The alternate point of view is from Dianne Benson, who draws a line in the sandy loam and refuses to cross over into propagation land. And she has a point--the trays, the lights, the schedules, the hassle. It's enough to make you wait until May and pay $10.95 for a moonflower in a one-gallon pot.
Also, there's the whole process of thinning that is so blithely discussed. Call me a wimp, but I think it's rather unkind to pull up a lot of plants just because they're smaller than their peers. A few weeks earlier one had prepared new abodes for them, invited them in, encouraged their growth with light and water--now if they lag behind a bit, YANK, they're dead.
Seems a bit harsh.
But that is, in fact, how all those one-gallon moonflowers at the nursery were raised. And complaining about thinning them myself is like the time my 6 year-old granddaughter saw a fisherman with a live fish on his line and cried out, That's so mean! Why doesn't he just buy fish at the grocery store?

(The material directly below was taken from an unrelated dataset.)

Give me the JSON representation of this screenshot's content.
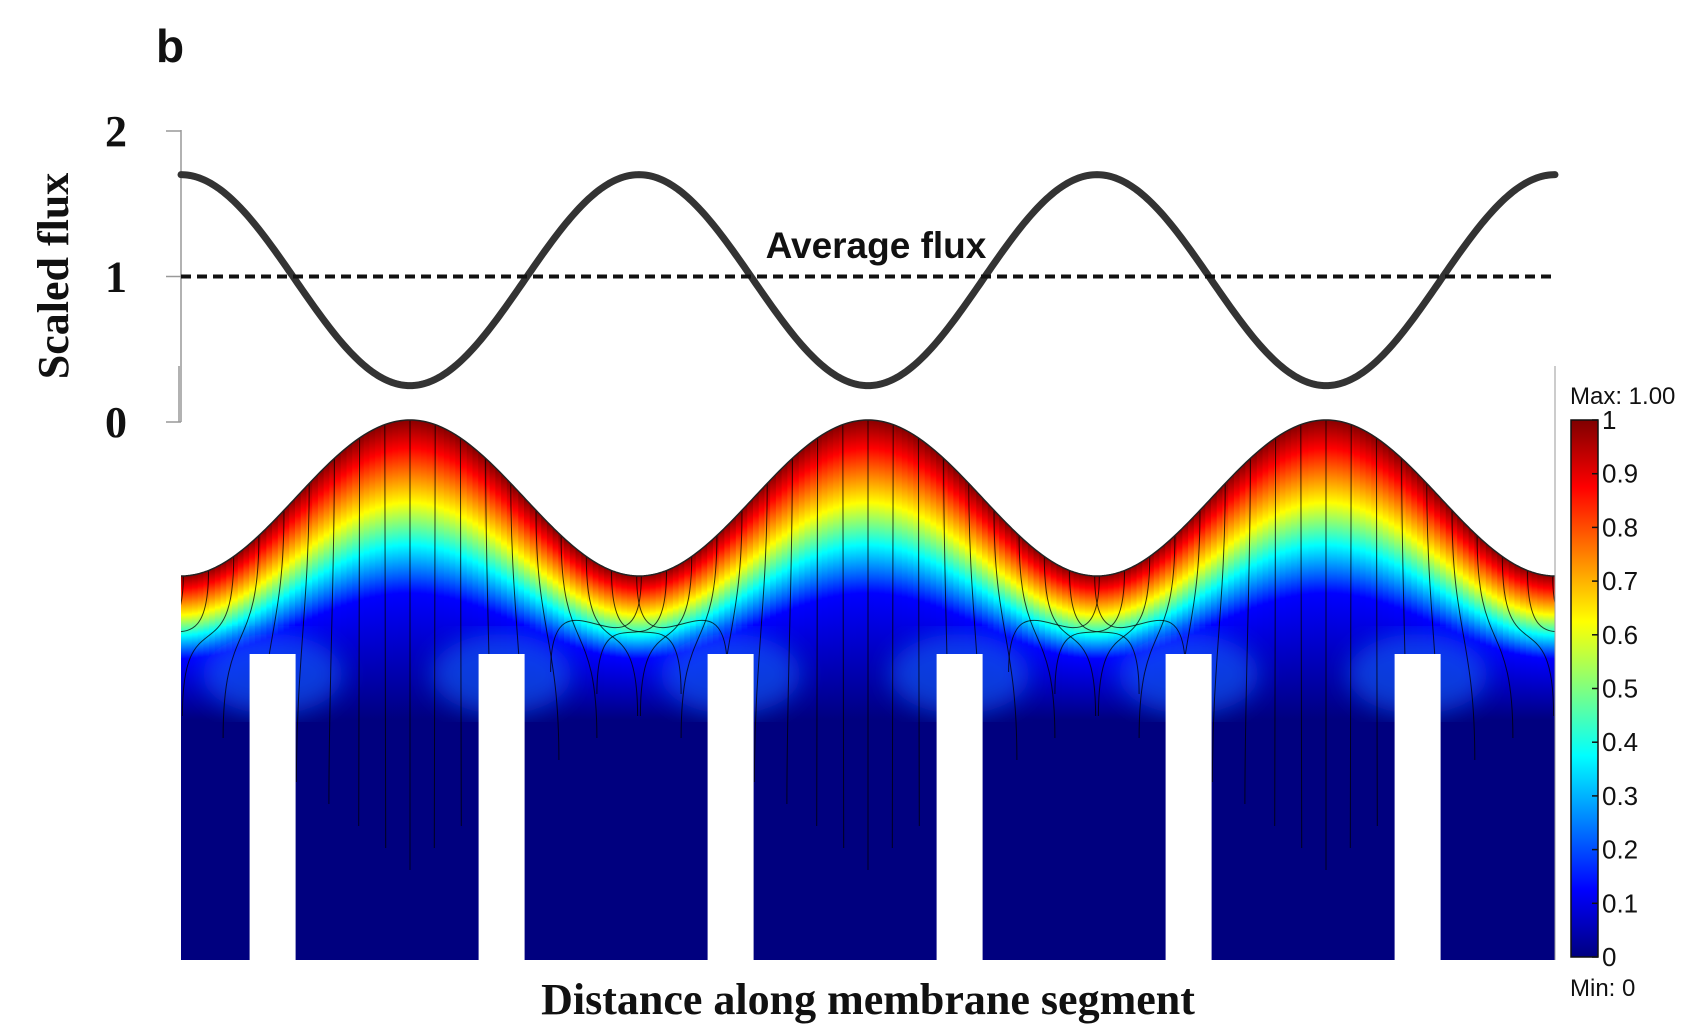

You can see the end of the story, can't you? I'll space the moonflower seeds far apart so I don't have to thin them, get them all safely into pots on the deck, enjoy them as they flourish in their viney way, and then knock them off because I'll forget to water them during a heat wave in August.
There's more than one way to be harsh to a plant. I'd better stay busy with the watering can this summer.